The shard read limits for Consume Processors are the same as those for normal real-time consumption. The shard read traffic for a Consume Processor is calculated based on the raw data volume before SPL processing. For more information about the limits, see Data reads and writes.
Limits
Item | Description |
Number of Consume Processors | You can create a maximum of 100 Consume Processors in each project. To request a higher quota, submit a ticket. |
SPL statement length in a Consume Processor configuration | Each SPL statement cannot exceed 4,000 characters. |
SPL instruction limits in a Consume Processor | Only row processing instructions are supported. Instructions for aggregation, logical judgment, or other similar operations are not supported. |
Effective period for Consume Processor updates or deletions | Updates to or deletions of a Consume Processor configuration take effect within one minute. |
FAQ
How do I handle the ShardReadQuotaExceed error when using a Consume Processor?
This error code indicates that the shard read traffic has exceeded the quota. To resolve this issue, use one of the following solutions:
If your client application encounters this error, wait for a period and then retry the operation.

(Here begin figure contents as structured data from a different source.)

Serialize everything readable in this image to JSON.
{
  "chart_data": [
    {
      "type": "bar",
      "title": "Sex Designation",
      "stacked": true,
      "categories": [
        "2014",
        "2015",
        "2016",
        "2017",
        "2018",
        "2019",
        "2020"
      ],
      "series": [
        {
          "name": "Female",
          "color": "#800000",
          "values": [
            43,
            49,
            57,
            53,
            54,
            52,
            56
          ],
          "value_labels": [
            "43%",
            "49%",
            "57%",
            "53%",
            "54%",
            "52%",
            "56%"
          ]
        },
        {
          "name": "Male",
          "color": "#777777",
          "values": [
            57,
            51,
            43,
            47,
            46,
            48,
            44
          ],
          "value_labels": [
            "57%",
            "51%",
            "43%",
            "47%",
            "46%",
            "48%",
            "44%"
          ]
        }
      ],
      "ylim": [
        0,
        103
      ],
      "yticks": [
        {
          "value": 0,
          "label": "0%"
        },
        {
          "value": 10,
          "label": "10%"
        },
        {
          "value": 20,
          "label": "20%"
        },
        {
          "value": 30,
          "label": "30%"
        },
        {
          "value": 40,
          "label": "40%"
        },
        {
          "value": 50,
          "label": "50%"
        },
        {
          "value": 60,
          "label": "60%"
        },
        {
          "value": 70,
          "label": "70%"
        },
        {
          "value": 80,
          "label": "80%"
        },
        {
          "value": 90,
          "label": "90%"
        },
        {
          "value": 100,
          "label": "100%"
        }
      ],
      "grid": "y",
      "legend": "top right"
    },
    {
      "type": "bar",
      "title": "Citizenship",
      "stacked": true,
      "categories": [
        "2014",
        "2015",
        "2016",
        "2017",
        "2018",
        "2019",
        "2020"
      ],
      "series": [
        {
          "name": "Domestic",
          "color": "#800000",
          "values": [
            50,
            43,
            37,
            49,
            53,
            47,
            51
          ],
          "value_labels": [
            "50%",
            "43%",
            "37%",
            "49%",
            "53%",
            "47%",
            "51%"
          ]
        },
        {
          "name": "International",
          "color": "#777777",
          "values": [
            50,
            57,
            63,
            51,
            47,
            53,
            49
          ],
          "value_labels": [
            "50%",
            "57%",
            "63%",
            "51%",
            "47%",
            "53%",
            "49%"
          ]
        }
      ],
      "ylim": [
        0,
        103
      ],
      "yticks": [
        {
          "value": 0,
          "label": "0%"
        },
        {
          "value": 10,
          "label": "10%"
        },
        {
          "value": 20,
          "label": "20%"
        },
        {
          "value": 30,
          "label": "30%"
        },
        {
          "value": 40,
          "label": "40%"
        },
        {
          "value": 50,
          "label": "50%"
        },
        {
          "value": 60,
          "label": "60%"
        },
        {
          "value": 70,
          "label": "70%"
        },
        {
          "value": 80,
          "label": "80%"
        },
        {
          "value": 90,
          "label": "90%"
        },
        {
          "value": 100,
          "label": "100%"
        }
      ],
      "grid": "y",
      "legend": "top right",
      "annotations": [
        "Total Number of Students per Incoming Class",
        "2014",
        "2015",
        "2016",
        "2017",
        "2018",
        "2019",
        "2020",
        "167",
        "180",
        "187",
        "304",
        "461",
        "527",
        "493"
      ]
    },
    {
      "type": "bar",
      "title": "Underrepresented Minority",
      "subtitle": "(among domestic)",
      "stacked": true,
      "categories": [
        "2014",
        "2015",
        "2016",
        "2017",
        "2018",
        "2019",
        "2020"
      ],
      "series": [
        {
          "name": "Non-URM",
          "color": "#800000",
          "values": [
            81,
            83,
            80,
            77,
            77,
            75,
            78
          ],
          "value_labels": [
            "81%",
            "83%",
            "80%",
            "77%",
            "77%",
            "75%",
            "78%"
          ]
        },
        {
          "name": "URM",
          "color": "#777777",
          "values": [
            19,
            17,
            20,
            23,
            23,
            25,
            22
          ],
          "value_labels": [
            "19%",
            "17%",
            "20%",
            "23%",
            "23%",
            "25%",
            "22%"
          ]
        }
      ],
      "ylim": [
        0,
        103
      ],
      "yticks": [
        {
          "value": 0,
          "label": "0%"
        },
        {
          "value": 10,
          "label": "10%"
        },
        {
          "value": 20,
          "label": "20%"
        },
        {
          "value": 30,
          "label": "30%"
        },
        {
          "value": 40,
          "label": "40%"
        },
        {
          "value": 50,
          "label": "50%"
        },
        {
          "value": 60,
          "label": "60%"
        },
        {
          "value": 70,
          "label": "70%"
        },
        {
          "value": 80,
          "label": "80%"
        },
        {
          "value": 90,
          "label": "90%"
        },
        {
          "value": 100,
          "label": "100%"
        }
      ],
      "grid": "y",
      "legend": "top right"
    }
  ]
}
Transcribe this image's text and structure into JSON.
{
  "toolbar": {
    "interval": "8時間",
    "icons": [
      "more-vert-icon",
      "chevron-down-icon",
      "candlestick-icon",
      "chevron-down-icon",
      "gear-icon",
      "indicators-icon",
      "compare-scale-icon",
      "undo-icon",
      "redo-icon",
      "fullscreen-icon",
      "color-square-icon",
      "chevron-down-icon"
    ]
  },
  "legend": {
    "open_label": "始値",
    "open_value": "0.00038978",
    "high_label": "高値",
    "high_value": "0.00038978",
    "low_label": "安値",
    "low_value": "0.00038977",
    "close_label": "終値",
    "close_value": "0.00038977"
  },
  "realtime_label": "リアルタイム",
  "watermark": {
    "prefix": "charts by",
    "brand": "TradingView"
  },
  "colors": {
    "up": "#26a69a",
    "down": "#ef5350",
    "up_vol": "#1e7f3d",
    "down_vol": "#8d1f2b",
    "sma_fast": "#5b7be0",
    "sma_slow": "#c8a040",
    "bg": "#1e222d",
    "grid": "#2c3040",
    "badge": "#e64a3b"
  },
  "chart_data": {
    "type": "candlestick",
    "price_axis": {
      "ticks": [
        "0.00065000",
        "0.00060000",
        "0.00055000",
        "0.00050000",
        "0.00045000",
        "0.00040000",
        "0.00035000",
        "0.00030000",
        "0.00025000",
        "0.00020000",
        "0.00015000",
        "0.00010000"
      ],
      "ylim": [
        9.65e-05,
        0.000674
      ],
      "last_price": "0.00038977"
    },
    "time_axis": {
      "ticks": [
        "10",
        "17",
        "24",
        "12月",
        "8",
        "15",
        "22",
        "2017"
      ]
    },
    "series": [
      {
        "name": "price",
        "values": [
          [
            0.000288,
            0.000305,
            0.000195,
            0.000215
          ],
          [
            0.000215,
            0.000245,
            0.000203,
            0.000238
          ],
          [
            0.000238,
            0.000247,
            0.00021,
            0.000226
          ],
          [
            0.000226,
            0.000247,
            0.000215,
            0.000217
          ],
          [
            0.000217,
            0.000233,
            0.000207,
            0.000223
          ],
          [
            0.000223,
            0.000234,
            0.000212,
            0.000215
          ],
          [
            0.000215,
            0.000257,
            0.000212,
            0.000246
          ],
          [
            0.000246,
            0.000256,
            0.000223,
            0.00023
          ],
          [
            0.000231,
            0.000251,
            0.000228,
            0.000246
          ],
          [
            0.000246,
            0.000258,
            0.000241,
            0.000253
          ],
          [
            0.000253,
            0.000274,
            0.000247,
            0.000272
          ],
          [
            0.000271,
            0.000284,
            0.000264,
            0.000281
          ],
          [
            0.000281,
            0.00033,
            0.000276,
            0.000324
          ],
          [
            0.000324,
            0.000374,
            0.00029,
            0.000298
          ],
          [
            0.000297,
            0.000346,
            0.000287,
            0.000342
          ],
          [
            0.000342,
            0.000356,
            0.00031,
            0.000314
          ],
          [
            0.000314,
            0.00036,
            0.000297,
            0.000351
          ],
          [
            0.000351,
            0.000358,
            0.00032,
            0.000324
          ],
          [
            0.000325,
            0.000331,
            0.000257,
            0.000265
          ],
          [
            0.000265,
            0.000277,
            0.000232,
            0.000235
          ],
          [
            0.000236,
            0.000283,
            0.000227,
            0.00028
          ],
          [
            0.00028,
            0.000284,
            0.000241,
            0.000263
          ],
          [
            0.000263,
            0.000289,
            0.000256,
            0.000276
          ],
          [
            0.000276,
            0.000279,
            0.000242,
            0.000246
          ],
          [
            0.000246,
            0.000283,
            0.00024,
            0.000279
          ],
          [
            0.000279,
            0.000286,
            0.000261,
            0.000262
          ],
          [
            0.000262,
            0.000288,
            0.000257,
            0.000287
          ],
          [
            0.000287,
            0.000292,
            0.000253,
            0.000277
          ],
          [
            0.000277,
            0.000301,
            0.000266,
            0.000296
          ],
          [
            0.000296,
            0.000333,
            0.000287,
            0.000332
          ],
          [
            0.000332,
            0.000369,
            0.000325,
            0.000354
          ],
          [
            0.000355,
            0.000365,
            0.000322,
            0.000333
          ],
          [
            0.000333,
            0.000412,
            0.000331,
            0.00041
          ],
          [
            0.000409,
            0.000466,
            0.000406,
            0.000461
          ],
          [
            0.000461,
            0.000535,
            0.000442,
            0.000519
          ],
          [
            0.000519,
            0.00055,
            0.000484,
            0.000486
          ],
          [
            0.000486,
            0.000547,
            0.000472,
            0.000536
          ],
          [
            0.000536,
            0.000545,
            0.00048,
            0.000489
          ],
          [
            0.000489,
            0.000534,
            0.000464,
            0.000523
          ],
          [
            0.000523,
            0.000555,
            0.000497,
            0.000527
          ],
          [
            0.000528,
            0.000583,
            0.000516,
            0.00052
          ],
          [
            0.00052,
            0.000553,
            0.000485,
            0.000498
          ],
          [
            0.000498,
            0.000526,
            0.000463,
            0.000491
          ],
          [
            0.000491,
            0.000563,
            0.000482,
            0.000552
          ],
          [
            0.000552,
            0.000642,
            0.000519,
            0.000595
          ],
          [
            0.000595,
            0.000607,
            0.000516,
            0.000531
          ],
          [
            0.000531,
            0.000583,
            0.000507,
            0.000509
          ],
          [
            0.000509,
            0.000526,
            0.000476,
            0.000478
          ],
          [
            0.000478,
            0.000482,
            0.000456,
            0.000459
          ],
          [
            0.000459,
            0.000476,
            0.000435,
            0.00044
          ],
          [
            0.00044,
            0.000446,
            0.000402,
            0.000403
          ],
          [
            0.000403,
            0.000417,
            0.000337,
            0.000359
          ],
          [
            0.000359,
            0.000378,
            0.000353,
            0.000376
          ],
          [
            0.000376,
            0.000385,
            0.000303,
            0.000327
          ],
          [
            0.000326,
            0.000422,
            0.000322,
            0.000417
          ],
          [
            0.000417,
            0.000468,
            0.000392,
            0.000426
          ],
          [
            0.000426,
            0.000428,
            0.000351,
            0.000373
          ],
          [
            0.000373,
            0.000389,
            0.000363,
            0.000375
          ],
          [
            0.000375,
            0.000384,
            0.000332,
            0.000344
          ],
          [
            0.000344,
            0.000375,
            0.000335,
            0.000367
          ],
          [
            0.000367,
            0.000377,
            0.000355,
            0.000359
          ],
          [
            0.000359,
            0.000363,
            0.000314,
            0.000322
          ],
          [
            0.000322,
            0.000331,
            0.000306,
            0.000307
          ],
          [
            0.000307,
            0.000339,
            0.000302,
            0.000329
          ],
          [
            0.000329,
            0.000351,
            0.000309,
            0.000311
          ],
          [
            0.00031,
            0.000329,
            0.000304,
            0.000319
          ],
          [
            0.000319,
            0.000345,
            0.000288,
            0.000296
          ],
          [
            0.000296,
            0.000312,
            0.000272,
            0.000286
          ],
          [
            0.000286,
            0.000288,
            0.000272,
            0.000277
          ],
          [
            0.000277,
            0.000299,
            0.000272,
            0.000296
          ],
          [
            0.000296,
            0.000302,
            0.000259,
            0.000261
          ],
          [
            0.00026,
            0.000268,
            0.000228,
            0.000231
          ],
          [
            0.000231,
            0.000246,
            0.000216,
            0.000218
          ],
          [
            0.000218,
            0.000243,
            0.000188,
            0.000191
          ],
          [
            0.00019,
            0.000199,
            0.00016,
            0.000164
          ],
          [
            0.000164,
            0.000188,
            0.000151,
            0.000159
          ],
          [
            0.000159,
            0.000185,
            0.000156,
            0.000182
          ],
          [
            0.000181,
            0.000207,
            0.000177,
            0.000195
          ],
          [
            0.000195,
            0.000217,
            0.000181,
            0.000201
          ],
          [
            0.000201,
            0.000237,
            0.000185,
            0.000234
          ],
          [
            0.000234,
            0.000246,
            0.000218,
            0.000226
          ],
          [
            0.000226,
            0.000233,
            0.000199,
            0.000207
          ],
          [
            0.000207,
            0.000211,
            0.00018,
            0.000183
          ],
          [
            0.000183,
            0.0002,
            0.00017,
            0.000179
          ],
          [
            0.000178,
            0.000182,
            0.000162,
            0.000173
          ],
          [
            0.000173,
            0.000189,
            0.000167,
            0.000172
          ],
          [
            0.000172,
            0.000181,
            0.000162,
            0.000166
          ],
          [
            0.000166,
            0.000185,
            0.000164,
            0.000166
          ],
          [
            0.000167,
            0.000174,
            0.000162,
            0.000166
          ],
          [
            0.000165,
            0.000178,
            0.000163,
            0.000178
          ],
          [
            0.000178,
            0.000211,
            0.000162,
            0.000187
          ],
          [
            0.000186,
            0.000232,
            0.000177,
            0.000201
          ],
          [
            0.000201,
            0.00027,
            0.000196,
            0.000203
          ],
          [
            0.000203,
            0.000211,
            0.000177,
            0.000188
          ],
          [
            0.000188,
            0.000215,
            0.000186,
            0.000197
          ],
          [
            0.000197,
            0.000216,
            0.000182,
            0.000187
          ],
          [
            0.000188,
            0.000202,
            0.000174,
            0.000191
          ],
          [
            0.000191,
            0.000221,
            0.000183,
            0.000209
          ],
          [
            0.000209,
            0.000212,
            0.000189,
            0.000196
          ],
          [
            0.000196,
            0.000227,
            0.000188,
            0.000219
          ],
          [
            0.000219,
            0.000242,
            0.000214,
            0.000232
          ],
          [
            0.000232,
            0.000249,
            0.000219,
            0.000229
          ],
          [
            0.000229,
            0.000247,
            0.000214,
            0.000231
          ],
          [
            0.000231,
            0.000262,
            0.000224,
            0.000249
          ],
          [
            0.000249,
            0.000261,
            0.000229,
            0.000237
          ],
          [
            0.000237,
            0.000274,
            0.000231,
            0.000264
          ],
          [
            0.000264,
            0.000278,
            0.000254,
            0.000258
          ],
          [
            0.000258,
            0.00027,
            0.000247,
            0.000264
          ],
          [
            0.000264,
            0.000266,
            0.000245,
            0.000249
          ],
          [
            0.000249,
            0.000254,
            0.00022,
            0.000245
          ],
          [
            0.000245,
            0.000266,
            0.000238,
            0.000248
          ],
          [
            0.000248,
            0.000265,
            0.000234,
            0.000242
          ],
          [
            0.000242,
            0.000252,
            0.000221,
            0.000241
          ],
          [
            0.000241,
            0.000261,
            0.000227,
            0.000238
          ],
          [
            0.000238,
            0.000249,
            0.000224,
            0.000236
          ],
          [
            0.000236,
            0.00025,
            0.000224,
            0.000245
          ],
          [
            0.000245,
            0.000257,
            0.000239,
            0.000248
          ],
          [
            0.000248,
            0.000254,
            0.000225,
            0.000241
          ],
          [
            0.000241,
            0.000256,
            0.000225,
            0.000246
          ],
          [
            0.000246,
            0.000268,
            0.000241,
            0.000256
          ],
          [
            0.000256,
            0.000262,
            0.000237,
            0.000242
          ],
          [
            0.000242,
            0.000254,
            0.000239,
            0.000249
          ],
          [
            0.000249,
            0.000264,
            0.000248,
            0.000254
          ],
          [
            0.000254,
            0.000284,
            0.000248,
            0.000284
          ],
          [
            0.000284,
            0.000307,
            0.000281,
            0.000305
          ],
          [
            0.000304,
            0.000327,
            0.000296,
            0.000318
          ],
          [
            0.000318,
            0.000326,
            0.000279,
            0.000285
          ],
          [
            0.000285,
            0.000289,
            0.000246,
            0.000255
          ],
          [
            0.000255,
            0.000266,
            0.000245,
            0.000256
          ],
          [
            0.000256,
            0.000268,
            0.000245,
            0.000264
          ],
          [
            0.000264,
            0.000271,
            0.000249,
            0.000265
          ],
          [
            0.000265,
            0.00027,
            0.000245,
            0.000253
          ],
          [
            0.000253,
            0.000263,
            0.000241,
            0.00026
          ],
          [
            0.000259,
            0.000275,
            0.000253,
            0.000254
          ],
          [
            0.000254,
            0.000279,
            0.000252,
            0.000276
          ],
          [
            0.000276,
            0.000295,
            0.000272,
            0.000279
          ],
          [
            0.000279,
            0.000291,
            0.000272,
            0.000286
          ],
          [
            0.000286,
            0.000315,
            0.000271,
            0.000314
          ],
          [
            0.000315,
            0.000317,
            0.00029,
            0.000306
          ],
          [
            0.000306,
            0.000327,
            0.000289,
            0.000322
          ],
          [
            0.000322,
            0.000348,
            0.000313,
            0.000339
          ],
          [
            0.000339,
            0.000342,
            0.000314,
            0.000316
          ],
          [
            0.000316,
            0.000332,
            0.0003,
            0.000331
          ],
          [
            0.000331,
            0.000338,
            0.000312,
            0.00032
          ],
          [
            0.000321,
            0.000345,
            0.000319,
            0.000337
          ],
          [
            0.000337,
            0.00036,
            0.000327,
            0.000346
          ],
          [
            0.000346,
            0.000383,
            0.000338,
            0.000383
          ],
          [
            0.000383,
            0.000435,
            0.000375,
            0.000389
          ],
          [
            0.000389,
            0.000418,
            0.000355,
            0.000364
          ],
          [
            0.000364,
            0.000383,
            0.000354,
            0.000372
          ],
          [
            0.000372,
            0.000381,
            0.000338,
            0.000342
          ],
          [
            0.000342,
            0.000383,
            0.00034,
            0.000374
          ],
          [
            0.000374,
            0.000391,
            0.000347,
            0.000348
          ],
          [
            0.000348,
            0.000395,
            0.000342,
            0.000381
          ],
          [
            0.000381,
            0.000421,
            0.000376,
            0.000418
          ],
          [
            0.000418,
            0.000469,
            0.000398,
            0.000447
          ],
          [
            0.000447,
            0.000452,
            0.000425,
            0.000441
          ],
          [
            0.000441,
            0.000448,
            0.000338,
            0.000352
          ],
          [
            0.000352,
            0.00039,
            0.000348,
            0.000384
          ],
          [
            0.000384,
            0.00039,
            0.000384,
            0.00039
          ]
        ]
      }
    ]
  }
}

Alternatively, you can manually split the shard. This reduces the read speed for each shard when you consume new data from the resulting shards.
What is the traffic shaping policy for Consume Processors?
The throttling policy for Consume Processors is the same as for standard data consumption. For more information, see Data reads and writes. The traffic for a Consume Processor is calculated based on the raw data volume before SPL processing.
For example, assume the raw data size is 100 MB (compressed). After the data is filtered by the SPL statement
* | where method = 'POST', the data returned to the client is 20 MB (compressed). The traffic for throttling purposes is calculated as 100 MB.
Why is the outbound traffic low in the "Traffic/min" chart in Project Monitoring after I use a rule to consume data?
The outbound traffic value in the 'Traffic/Minute' chart in Project Monitoring shows the data volume after SPL processing, not the raw data volume. If your SPL statement includes instructions that reduce the data volume, such as row filtering or column cropping, the outbound traffic value may be low.